BATH — Voters in Regional School Unit 1 will go to the polls March 25 to decide whether a new school should be built in Woolwich.
The Maine Department of Education has approved the $18.9 million project, which would serve 375 pre-kindergarten to eighth-grade students. The school would be built on the current Woolwich Central School site.
Construction is supposed to begin in July, with the school planned to open in September 2012.
Residents in all five RSU 1 municipalities – Bath, Arrowsic, Phippsburg, West Bath and Woolwich – will foot the $566,000 local share of the project. The state will fund $18.2 million and Efficiency Maine’s Maine High Performance Schools program will contribute more than $150,000.
The local share breaks down to an average of about $2.50 per person across the district over 20 years, according to the school district.
But the local cost is divided among the five communities in the same proportion as the RSU 1 budget allocation, based on student population, property valuation and population of the community. Bath, the largest of the five communities, would pay for about half the project. Woolwich would pay 16.8 percent, Phippsburg 17.4 percent, West Bath 12.5 percent and Arrowsic 3 percent.
While the project presents an expense to the district’s residents, RSU 1 Superintendent William Shuttleworth said there will be many benefits.

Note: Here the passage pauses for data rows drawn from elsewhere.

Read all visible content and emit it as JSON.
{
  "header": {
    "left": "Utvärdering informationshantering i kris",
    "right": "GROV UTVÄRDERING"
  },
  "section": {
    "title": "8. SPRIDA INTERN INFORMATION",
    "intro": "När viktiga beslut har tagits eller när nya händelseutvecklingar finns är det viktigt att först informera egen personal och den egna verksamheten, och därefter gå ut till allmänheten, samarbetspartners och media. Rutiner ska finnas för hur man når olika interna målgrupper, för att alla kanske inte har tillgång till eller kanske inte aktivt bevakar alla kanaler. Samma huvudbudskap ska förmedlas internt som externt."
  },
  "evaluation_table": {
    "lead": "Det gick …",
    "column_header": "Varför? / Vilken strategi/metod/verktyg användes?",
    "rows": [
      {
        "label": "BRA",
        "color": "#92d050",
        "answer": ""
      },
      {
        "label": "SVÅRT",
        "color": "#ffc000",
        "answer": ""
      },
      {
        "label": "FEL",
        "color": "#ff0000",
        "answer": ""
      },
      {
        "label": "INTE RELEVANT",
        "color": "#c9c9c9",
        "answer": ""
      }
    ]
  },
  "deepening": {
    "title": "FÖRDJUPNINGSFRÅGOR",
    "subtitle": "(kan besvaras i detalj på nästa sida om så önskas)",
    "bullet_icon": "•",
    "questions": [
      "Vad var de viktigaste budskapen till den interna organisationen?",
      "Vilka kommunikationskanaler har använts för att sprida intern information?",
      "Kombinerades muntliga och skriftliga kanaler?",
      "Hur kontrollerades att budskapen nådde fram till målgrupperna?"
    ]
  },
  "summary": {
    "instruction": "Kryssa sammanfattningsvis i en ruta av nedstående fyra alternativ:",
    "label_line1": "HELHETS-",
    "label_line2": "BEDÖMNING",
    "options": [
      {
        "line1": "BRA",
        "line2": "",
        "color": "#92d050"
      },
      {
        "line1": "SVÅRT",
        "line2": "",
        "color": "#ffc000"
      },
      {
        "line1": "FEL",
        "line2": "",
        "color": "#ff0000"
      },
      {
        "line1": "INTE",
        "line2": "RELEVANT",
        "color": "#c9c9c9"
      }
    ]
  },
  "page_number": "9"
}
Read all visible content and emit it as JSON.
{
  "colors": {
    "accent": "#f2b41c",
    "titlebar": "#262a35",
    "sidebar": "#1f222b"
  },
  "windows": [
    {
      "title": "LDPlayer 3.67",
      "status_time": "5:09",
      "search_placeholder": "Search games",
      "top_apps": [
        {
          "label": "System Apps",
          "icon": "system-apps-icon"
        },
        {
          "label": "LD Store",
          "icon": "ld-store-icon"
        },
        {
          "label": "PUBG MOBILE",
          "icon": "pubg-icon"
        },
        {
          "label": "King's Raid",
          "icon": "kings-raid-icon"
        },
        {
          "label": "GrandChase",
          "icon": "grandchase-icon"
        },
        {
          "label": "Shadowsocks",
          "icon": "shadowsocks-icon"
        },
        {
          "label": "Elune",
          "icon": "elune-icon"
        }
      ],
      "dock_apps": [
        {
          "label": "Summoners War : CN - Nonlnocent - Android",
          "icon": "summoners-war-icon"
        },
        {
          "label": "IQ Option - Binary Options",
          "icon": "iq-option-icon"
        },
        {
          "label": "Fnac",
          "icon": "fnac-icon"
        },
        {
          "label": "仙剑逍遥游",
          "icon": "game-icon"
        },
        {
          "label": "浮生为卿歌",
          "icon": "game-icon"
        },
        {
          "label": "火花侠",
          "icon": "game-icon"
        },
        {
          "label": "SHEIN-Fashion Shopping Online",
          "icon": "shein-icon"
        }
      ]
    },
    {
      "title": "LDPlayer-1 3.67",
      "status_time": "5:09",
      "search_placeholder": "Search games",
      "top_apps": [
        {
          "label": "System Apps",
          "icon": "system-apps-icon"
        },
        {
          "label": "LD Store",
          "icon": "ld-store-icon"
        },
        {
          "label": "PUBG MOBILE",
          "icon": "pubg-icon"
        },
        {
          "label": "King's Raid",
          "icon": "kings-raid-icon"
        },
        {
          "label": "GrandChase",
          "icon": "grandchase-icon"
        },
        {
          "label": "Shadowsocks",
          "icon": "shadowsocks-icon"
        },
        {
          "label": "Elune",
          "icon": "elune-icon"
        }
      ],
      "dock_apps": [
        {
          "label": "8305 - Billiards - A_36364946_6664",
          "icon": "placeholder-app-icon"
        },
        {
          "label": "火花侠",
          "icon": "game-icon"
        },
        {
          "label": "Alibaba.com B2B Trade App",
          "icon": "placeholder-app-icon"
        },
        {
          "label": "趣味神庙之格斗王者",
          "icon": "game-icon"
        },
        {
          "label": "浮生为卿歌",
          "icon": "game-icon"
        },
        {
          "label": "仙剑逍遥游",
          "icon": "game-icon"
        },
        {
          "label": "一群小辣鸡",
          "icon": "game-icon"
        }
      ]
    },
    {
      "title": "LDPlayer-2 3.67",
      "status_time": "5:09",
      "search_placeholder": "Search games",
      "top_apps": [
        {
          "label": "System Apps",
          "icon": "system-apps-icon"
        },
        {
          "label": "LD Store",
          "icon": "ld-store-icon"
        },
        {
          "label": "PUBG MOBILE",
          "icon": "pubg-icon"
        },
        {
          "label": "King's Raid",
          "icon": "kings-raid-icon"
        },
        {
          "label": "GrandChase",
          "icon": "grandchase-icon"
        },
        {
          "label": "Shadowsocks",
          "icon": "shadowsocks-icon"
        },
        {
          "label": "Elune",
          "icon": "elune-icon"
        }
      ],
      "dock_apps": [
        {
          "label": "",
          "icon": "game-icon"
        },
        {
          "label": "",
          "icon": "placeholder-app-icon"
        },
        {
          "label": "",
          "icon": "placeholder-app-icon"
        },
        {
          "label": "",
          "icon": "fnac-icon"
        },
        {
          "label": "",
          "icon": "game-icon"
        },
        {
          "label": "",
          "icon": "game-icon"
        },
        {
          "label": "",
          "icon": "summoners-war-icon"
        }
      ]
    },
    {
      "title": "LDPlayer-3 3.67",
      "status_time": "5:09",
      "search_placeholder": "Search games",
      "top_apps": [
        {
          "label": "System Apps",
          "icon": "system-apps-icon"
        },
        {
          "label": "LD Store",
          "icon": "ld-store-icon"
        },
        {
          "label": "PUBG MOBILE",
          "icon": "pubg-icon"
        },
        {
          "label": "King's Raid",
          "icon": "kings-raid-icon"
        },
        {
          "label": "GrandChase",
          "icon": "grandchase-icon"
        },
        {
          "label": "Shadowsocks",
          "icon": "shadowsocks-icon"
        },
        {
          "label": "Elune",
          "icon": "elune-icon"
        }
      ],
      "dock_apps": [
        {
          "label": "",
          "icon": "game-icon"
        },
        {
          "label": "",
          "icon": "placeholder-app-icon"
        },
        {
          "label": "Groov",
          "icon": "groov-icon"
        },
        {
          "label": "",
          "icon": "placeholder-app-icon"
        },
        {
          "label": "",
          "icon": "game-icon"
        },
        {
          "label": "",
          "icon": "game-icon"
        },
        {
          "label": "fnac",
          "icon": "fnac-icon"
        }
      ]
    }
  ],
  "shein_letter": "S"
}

“I only have 300 students right now at Woolwich,” Shuttleworth said on Monday. “That school is built for 375. And the research shows that all new schools are filled to capacity within six months to a year after they’re built.”
The extra number of students means the RSU should receive more money from the state, Shuttleworth said. “Seventy kids brings about $6,000 a child, so it’s almost half a million dollars a year in increased revenue (to the district) once we are up to full capacity,” he explained.
Shuttleworth said the added students are coming from families that have moved to the area. “People will move to a town with a new school, just like that” he said, snapping his fingers.
The school is being built in Woolwich instead of Bath, Shuttleworth said, because no previous Bath superintendent submitted an application to the state for new school construction. He added that the state has frozen applications for new construction, but Bath is ready for that process when it reopens.
For the two years the school is built, its students will be housed at the Huse School in Bath – the location of RSU 1’s administrative offices – and nearby buildings.
“The remuneration that Bath gets is that I have to upgrade my schools here to (house the students) … and the state pays for those upgrades,” Shuttleworth said, referring to improvements in accessibility, heating and fire code compliance.
Fifteen percent of the children attending Woolwich are not from that town, he explained, “so kids from all the (RSU 1) towns are currently accessing Woolwich as a school-choice town.”
The current school is more than 50 years old and costly to maintain. Shuttleworth said it has inadequate heating, electrical, ventilation, communication and safety systems, code violations that are expensive to fix, leaks in the roof, portable classrooms without water or bathroom facilities, an inadequate septic system in need of repair and other issues.
The proposed nearly 67,000-square-foot school, with a three-story classroom wing, would have a wood-chip-fueled heating system that will reduce fuel costs from $21,000 to $17,000 each year, and a more efficient lighting and electrical system that uses solar tubes and has motion detectors to shut off lights when rooms are empty.
The entire building would be handicapped accessible, and it would use an upgraded septic system and also provide a separation of bus, car and pedestrian traffic to reduce congestion and provide safer access.
There would be new music, art, tutoring and expeditionary learning rooms, along with the addition of pre-kindergarten, and there would also be new baseball, softball and soccer fields that meet middle school standards. A walking trail will surround the facility, and the existing basketball court and playground would be moved to enhance safety.
A third- to fifth-grade wing built in 1973 and the gym/cafeteria, built in 1985, are two existing portions of the school that would be retained and renovated.
Shuttleworth said he heard a state architect say that after Woolwich, there may not be another new school built in Maine for another decade.
“So this is now or never for us,” he said.
A conceptual image of a proposed Woolwich elementary school. If RSU 1 voters approve next month, construction would begin next year.